Mention of Langford raises the subject of the kind of overseas player Munster can hope to acquire now that the IRFU’s coffers are more than a little stretched. Toulon are currently on course to proving that success can be bought in terms of recruiting talent from the Southern Hemisphere and the Pacific Islands but to do so they needed the financial clout of Mons Mourad Boudjellal, their eccentric owner who has made a fortune out of comics!
The Irish Union aren’t even close to that kind of league and are fortunate in that Leinster are able to field an outstanding side largely composed of home-bred talent just like Munster over the past decade or more.
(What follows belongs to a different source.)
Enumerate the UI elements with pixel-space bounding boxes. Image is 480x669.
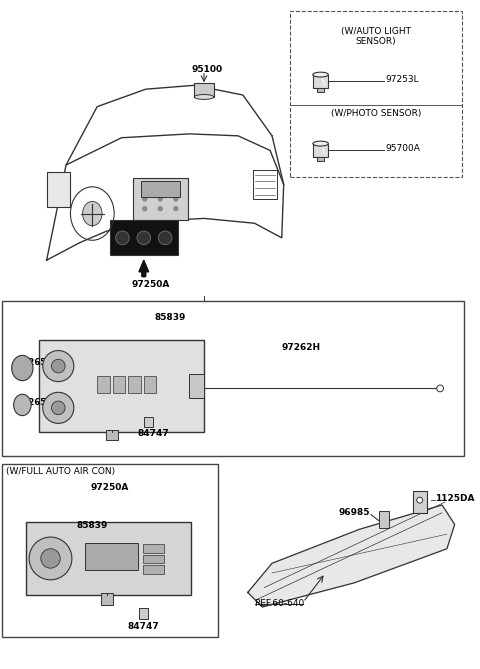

Considerable sums have been sent north to help Ulster remain among Europe’s finest and they recently won a Heineken Cup game with five South Africans in their starting line-up.
It was hoped that Munster’s well chronicled problems at scrum time could be resolved by hiring South African Wian Du Preez and New Zealander Peter Borlase. That may yet prove to be the case but the jury is very much out on that one. Nor is it likely that other “foreigners” like Doug Howlett, Lifeimi Mafi and Sam Tuitupou will be around for long more while I‘m just one of many who deeply regrets that agreement couldn‘t have been reached with Paul Warwick before he signed for Stade Francais.
When the World Cup is over, a number of big names will become available but it remains to be seen whether Munster can afford them or if they will want to join a team in transition.
Sooner or later a post mortem will be held. Munster may well regain the Magners League but for the majority, failure to reach the match-play stages of the Heineken Cup for the first time in thirteen years will dominate. The players will be asked to explain where they came up short - so, too, must the management give an account of its stewardship. Focus will certainly centre on head coach Tony McGahan. But the other coaches and most notably Lawrie Fisher, who oversaw the forward pack, will assuredly come under pressure.
Have no doubt that we will be told forcefully and often over the next few weeks and months that Munster rugby is still in a good place. Words are easy, actions another thing altogether, and all concerned have a long road to travel to prove that this is not a team in crisis and that the future is as bright as they would have us believe.